The country shunned millions of vaccine doses offered by the U.N.-backed COVAX distribution program, likely because they carried international monitoring requirements.
South Korea’s President Yoon Suk Yeol said in Parliament on Monday that the South was willing to send vaccines, medicine, equipment and health personnel to the North if it’s willing to accept. South Korean officials say Pyongyang so far has made no request for Seoul’s help.
Inter-Korean relations have deteriorated since 2019 after the larger negotiations between the U.S. and North Korea collapsed over disagreements involving the North’s nuclear arsenal and U.S.-led sanctions.
Kim has previously praised China’s pandemic response and urged his officials to learn from it, which may indicate North Korea is more willing to accept help from its major ally. Chinese officials said last week that Beijing was ready to offer help but they had no information about any such request being made.
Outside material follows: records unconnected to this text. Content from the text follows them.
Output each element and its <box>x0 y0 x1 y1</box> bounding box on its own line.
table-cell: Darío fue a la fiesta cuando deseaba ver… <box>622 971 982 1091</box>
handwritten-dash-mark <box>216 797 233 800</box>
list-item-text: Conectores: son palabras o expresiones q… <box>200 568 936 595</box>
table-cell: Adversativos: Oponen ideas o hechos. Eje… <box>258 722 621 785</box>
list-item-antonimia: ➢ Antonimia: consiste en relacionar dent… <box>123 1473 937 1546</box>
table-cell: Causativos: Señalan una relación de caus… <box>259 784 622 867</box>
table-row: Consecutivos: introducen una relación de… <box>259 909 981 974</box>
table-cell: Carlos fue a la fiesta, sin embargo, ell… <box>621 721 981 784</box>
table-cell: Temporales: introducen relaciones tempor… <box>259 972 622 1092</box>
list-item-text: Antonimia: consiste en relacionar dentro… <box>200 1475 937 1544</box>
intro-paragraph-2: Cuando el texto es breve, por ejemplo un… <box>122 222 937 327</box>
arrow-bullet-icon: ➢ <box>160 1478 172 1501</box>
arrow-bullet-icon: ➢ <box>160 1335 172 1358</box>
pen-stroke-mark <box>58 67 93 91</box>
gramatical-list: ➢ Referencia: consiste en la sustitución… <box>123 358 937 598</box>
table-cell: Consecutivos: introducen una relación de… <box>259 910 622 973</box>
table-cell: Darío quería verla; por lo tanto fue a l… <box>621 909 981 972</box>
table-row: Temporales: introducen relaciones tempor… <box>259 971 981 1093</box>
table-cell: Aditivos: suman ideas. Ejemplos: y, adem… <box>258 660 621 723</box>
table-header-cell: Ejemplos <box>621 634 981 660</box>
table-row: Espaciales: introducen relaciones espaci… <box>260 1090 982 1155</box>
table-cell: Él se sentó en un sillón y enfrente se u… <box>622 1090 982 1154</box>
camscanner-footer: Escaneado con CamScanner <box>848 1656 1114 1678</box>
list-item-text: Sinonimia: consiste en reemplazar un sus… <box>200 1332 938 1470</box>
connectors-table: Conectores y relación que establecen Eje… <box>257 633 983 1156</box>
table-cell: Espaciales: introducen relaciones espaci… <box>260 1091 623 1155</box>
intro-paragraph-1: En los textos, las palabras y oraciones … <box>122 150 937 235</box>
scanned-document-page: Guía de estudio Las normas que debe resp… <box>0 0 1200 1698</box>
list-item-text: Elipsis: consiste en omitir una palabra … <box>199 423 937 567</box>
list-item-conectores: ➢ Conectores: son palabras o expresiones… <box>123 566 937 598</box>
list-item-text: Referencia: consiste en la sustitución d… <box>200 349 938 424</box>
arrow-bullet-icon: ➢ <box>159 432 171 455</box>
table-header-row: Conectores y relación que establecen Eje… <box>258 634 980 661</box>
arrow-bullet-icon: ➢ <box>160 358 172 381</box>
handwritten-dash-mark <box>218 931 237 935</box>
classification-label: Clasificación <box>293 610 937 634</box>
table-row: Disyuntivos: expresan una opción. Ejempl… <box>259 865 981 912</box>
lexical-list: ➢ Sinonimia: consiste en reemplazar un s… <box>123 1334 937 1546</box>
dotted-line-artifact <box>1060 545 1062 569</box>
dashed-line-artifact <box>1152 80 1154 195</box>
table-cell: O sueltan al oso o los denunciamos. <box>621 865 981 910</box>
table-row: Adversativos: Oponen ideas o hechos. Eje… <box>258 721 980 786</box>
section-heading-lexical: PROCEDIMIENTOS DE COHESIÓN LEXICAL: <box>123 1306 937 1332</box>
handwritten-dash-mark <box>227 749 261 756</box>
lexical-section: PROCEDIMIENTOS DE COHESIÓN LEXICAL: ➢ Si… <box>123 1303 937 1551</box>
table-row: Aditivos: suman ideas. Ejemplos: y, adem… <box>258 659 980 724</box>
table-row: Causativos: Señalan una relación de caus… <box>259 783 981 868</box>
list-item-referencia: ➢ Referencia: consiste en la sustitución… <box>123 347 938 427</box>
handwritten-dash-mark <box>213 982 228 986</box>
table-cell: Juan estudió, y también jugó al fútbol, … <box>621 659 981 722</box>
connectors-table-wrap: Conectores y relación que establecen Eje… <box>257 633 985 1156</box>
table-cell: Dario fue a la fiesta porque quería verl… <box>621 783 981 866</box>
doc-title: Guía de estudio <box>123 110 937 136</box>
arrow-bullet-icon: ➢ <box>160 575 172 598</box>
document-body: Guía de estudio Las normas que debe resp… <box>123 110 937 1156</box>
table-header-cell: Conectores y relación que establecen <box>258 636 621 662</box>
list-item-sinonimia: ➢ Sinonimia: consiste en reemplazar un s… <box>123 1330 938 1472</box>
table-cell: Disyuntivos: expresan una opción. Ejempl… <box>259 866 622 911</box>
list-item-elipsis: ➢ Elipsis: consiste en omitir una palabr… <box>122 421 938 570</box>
Even as he called for a lockdown of cities and counties to slow the spread of COVID-19, Kim also stressed the country’s economic goals should be met, which likely means huge groups will continue to gather at agricultural, industrial and construction sites.
While accelerating his missile tests in brinkmanship aimed at pressuring Washington for economic and security concessions, Kim has been grappling with domestic challenges and a pandemic-shocked economy, pushing him to perhaps the toughest moment of his decade in power.
State media in recent weeks have emphasized farming campaigns to protect crops amid a drought during rice-planting season, a worrisome development in a country with chronic food shortages. Kim is also intent on achieving his stated goals in a five-year national development plan announced in early 2021 after he showed unusual candor by acknowledging that his previous economic plans weren’t working.